Gilles Bertrand, qui signe ici une version modifiée de sa thèse de doctorat, a bien conscience que son ouvrage s’inscrit dans une longue tradition de textes sur le conflit étudié. Il en mentionne plusieurs en introduction, et plus encore en bibliographie, y compris des sources grecques et turques – il est donc permis de supposer que l’auteur, dans le cadre de ses recherches, a eu accès à la littérature produite par les deux parties, de même que de nombreuses entrevues ont été menées auprès des acteurs grecs et turcs. Parmi les auteurs dont il fait mention, M. Bertrand souligne particulièrement les analyses de Dimitri Kitsikis, L’empire ottoman (1994), ou encore de Semih Vaner (dir), Le Différend gréco-turc (1988), sans préciser si ces ouvrages ou d’autres textes ont eu sur lui une influence majeure – et c’est tant mieux. En revanche, M. Bertrand s’en prend à la théorie du « choc des civilisations », parfois avancée par certains politiciens et journalistes, et aussi par certains chercheurs, dont son auteur, pour définir un nouveau paradigme des relations internationales postguerre froide. Récusant toute analyse en termes de choc entre « civilisation musulmane » et « civilisation orthodoxe » qu’Huntington lui-même est bien en peine de définir, tout comme la notion de « haines ancestrales » chère aux analyses des tabloïds, l’auteur s’emploie plutôt à démontrer en quoi les tensions reflètent, beaucoup plus qu’un mécanisme nécessaire de conflit entre cultures différentes, les transformations des appareils politique et de la société, en Grèce comme en Turquie post-ottomane. Le conflit gréco-turc est présenté comme « un ensemble d’interactions au niveau international dont une grande partie résulte avant tout de processus parallèles de construction de l’État-nation par des élites occidentalisées à qui se pose le problème de la définition de la nation » – on pourrait ajouter : et de la légitimité de leur pouvoir. C’est pour parvenir à étayer cette hypothèse que M. Bertrand procède par des analyses à plusieurs échelles, en tenant compte d’une multitude d’acteurs, en particulier des associations, mouvements, groupes de pression, partis politiques, dont le jeu, tout autant que les politiques des divers gouvernements et en interaction avec ceux-ci, contribue à orienter les lignes politiques du conflit.

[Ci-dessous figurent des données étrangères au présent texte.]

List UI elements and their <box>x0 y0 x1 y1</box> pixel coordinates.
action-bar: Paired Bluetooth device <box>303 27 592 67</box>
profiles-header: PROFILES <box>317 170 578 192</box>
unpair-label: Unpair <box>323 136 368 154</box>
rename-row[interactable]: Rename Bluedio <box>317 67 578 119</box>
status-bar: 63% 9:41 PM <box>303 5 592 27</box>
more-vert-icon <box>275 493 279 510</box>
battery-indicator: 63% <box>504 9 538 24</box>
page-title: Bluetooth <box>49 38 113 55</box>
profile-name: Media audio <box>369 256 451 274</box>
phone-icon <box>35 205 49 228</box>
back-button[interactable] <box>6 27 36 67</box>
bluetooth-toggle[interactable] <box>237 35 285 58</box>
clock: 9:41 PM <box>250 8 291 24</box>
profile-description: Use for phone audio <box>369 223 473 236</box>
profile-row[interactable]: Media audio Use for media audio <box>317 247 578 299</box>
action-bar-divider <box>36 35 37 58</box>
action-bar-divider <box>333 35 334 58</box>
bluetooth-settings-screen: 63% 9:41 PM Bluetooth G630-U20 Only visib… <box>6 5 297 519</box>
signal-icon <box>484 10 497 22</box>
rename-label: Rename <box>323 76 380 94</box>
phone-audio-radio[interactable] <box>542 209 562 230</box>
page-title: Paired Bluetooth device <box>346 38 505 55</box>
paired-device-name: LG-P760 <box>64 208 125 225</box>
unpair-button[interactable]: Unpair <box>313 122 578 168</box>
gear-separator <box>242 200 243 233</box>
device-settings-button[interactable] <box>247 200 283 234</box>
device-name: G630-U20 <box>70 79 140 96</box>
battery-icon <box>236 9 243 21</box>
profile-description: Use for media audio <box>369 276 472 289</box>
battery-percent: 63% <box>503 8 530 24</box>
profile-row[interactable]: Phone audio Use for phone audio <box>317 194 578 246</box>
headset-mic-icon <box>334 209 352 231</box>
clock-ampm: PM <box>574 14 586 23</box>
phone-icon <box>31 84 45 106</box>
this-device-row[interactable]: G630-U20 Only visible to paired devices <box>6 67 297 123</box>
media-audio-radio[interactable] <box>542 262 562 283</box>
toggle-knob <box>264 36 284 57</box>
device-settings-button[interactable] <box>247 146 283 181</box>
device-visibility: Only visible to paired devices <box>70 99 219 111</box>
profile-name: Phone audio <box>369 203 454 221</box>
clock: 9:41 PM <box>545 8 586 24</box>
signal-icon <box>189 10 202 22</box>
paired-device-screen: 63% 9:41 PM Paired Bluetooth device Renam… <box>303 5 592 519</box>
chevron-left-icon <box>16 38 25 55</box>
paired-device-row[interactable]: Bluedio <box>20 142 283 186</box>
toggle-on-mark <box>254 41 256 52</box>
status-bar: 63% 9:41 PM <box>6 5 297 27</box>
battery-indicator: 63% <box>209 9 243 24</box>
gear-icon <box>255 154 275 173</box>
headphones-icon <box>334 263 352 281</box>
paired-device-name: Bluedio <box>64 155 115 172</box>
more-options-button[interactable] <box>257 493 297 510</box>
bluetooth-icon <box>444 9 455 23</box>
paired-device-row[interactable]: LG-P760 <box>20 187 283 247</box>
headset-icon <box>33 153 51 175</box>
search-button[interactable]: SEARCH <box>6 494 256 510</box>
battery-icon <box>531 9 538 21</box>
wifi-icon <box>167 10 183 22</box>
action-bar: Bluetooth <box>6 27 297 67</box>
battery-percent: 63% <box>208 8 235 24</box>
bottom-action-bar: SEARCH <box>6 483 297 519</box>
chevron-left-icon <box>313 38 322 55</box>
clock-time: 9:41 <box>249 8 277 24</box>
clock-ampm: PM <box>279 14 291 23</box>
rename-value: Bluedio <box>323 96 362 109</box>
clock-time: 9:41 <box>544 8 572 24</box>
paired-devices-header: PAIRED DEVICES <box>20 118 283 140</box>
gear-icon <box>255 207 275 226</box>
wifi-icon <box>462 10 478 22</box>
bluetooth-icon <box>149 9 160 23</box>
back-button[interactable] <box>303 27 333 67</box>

La partie théorique est fort intéressante, malgré quelques formules un peu lapidaires dont le sens peut échapper au lecteur. Les parties qui entrent dans le vif du sujet témoignent d’un réel souci d’équilibre dans la présentation des différends, ainsi que d’une analyse systématique des sources secondaires et primaires disponibles. L’auteur ne néglige pas non plus les tensions régionales (tensions gréco-albanaises, 1992 ; conflit sur la reconnaissance de la Macédoine ; guerres de Yougoslavie et relations entre Belgrade et Athènes, qui, d’ailleurs, dément totalement la présence d’un quelconque front commun orthodoxe, mais souligne l’instrumentalisation des discours nationalistes par les acteurs).

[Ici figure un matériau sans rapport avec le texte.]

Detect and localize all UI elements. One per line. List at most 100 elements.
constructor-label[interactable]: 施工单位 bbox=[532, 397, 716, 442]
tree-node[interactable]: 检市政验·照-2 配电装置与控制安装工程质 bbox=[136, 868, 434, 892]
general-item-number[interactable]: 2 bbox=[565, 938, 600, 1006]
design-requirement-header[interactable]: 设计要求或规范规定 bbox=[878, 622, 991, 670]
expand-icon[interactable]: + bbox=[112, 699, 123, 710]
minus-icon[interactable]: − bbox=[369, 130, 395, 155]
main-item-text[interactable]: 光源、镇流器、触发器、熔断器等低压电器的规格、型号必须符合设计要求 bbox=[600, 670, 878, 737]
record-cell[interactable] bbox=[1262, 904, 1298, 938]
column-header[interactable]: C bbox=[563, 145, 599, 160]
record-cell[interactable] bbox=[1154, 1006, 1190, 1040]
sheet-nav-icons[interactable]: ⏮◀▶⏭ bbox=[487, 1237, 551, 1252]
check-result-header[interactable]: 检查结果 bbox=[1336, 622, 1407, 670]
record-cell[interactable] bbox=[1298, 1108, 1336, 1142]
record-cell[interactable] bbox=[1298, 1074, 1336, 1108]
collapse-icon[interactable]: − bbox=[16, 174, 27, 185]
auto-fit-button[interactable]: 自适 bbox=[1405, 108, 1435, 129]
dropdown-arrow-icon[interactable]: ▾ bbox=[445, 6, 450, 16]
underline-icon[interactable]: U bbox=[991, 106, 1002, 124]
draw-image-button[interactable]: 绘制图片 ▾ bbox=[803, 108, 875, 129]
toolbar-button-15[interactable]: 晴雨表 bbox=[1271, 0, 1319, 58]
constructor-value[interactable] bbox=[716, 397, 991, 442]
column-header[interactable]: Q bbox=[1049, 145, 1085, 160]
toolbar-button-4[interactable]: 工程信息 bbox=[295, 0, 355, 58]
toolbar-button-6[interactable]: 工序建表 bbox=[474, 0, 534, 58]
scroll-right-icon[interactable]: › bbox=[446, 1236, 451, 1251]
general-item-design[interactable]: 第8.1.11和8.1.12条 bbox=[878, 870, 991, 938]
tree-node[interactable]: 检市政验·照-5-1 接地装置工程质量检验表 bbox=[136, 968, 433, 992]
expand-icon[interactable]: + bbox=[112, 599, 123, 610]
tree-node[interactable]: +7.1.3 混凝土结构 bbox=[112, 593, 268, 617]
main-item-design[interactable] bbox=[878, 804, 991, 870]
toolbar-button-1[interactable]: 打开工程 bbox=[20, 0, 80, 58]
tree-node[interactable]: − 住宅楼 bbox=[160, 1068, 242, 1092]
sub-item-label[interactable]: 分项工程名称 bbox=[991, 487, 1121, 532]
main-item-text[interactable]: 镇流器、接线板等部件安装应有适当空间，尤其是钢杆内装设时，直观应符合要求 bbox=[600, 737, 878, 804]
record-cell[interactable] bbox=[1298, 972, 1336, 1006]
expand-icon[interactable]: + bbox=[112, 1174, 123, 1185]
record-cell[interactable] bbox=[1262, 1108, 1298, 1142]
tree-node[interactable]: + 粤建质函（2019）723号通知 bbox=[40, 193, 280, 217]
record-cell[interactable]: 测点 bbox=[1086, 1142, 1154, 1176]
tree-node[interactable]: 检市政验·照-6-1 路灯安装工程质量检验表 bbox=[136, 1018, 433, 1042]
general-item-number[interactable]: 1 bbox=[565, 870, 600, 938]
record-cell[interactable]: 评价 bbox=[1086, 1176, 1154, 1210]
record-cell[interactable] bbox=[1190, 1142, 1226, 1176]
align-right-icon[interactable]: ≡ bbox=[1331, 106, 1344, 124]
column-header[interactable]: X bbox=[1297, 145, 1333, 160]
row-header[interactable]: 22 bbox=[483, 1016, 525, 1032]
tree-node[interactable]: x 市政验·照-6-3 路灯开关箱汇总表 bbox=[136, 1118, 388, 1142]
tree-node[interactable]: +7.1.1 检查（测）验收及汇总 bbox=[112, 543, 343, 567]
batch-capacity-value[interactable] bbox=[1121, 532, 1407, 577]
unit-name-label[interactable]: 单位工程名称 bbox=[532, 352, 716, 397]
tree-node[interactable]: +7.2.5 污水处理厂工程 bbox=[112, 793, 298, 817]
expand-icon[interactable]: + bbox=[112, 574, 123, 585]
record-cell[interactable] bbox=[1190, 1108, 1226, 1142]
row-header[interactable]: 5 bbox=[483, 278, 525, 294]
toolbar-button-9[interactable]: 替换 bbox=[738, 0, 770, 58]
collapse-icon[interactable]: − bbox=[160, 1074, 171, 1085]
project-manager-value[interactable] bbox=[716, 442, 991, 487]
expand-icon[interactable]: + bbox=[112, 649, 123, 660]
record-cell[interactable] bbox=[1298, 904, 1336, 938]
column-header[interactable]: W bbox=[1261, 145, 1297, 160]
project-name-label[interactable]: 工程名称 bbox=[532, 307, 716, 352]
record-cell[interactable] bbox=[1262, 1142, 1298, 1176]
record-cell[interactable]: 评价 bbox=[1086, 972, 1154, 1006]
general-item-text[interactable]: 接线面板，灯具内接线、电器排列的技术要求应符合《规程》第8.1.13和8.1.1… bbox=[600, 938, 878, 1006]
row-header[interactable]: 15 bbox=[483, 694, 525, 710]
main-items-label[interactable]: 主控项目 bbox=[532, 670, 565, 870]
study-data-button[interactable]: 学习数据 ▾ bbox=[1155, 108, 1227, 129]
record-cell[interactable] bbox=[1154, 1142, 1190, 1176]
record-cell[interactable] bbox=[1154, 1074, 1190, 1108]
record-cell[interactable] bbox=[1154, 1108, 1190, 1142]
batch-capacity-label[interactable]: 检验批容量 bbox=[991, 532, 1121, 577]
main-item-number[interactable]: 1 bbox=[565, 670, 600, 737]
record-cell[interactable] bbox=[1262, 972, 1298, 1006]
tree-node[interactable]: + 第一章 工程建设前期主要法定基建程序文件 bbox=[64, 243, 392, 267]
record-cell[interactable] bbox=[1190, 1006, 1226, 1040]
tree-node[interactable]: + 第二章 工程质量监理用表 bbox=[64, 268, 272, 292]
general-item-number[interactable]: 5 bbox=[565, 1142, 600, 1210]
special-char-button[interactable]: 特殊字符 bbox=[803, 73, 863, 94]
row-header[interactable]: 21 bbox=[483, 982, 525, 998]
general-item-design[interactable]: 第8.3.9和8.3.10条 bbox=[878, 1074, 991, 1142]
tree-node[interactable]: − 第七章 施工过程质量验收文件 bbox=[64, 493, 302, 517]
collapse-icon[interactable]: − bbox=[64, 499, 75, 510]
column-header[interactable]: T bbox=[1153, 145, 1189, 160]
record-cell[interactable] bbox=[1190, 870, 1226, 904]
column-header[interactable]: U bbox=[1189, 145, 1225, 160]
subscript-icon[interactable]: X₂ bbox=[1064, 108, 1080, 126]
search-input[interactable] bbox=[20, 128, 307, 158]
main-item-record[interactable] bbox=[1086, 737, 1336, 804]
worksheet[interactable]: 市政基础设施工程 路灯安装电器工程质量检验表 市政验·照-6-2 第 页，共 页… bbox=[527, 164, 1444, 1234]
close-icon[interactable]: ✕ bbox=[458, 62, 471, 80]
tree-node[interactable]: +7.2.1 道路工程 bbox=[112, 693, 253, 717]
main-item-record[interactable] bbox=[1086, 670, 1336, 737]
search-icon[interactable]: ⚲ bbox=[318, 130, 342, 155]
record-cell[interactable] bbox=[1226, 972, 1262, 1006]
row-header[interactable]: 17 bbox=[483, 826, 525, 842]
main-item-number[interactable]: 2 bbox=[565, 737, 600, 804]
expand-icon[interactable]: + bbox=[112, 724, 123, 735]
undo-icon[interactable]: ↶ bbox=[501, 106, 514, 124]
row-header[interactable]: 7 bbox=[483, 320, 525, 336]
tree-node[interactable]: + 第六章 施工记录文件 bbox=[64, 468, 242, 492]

On trouve des imprécisions ou des aspects perfectibles dans cet ouvrage, comme dans tous les autres. Ainsi, l’orthographe de noms de chefs d’État ou de gouvernement, comme Kroutchev pour Khrouchtchev, répété à plusieurs reprises, laisse penser à une relecture hâtive, de même que Enver Hodxa en lieu et place de Hoxha. Dans un autre régistre, dans le différend gréco-macédonien, l’auteur semble accepter la thèse grecque selon laquelle les Macédoniens de l’Antiquité parlaient un dialecte grec, constituaient donc un peuple grec, et que, partant, l’héritage macédonien antique, dans son ensemble, appartient à la Grèce ; or, cette interprétation, qui est partisane, demeure sujette à débat, car, si la cour de Philippe II et d’Alexandre parlait la langue commune grecque – êïéíÞ (koinè) – la langue macédonienne de l’époque s’apparentait plutôt au thrace ancien et à l’illyrien, selon plusieurs historiens et linguistes. Mais ce sont là des points de détail, qui n’enlèvent rien à la qualité de l’analyse, pas plus que la prise de position finale de l’auteur, en conclusion, ne saurait relativiser la portée de son essai. En effet, M. Bertrand conclut que les accords de paix fondés sur la partition – Inde/Pakistan, Bosnie, Chypre, pour n’en nommer que quelques-uns – ne sont que des machines à fabriquer des ennemis, en consacrant une division ethnique là où elle n’existait pas nécessairement avant l’avènement des discours nationalistes. On peut comprendre sa position ; y a-t-il d’autres solutions ?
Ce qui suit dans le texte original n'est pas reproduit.